An Ecuador court had convicted former Vice President Jorge Glas of bribery and corruption last year. Glas fled to the Mexican Embassy in Quito. On April 5, after four months, Mexican Embassy officials granted asylum to the fugitive Glas.

So Ecuador police stormed the embassy. Surveillance video shows police shoving Mexico’s ambassador to the ground during the raid. The conflict ignited major “quarrels and conflicts” between the two countries.

An embassy is the headquarters for government representatives serving in another country. Important government officials work and sometimes live there. Most embassies enjoy particular privileges. For example, embassy officials have something called “diplomatic immunity.” That means the host country cannot prosecute embassy employees for violating local laws.

An embassy is viewed as the property of the embassy country, not the host country. No one may enter an embassy without permission—not even to put out a fire!

Attacking a country’s embassy is treated as attacking the country. That is why people sometimes seek protection inside an embassy friendly to their cause.

Mexico says Ecuador violated worldwide law when its troops stormed the Mexican embassy to grab Glas.

Leaders across Latin America condemned the raid. Many called it a violation of the rules of global relations known as the Vienna Convention.

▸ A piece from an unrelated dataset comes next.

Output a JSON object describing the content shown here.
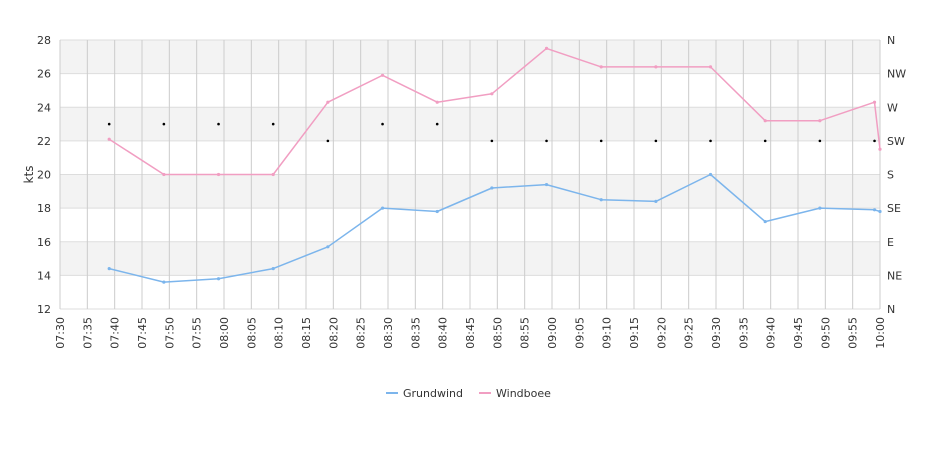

“There are lines in international law which should not be crossed,” says Alejandro Celorio Alcantara, Mexico’s legal advisor. “The Republic of Ecuador has crossed them.” He warns the action may become a pattern.

Mexico wants the UN’s International Court of Justice (IJC) to “provide full protection and security” for the embassy, to award restitution money, and to suspend Ecuador from the United Nations.

Ecuador defends its incursion into the Mexican embassy. Officials say they acted to seize a convicted felon inside.

Ecuador filed its own case at the IJC. It contends that Mexico’s granting of asylum to a convicted criminal was itself a violation of the Vienna Convention.

“Mexico, for months misused its diplomatic premises in Quito to shelter a common criminal,” says the leader of Ecuador’s legal team, Andres Teran Parral.

With all the back-and-forth, it’s likely to take months for the IJC to sort the accusations and arrive at a verdict.

Why? Global conflicts offer a window into human relations. Pride, greed, self-interest, lawlessness—these things drive countries as well as individuals. God calls and equips Christians to behave differently.